Сгрудились вокруг него, как мебель гостиной, как декор.
Вокруг собирается бледность —
Бледность рук и лиц соседей,
Ликующая бледность парящих ирисов.
Они летят в ничто — помните о нас.
Пустые скамьи памяти лицезрят камни,
Мраморные фасады с синими венами и желейная ваза, полная нарциссов.
Здесь так прекрасно: остановка, место покоя.
(VI)
Листья этих лимонов-лаймов толсты естественной полнотой! —
Подстриженные зеленые шары, деревья маршируют в церковь.

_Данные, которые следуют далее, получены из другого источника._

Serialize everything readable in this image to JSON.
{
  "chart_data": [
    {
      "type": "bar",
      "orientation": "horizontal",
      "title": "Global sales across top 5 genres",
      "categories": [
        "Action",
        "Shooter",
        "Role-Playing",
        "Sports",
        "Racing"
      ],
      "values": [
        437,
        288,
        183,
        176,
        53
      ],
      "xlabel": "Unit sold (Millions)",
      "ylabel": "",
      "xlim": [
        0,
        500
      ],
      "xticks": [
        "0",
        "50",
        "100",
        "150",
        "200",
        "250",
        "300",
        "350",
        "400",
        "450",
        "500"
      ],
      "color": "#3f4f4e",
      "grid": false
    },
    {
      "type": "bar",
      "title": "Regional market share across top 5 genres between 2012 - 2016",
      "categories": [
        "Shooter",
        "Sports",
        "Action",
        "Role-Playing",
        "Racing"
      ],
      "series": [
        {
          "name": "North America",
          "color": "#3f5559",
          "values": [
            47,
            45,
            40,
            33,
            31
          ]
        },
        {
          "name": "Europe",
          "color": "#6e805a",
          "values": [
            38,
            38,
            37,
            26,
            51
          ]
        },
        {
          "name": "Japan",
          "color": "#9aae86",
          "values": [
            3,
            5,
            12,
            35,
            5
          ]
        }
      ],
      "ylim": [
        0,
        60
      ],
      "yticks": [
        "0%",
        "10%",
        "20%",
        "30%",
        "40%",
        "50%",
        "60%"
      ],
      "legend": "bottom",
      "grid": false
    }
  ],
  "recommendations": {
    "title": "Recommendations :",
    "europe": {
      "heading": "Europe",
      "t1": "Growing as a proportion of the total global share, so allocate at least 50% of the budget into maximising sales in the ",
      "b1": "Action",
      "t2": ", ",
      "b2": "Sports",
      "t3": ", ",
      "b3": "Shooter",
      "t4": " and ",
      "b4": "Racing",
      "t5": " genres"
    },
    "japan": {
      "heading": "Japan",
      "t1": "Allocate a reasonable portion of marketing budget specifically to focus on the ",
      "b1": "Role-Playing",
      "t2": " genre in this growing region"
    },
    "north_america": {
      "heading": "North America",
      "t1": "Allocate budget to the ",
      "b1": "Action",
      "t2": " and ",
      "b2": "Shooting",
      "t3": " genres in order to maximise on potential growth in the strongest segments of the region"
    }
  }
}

Голос священника в истончившемся воздухе
Встречает покойника у ворот,
Обращаясь к нему, а холмы звонят в погребальный колокол;
Сверканье пшеницы и невозделанная земля.
Как называется этот цвет? —
Древняя кровь запекшихся стен, исцеляемых солнцем,
Древняя кровь культей, обожженных сердец.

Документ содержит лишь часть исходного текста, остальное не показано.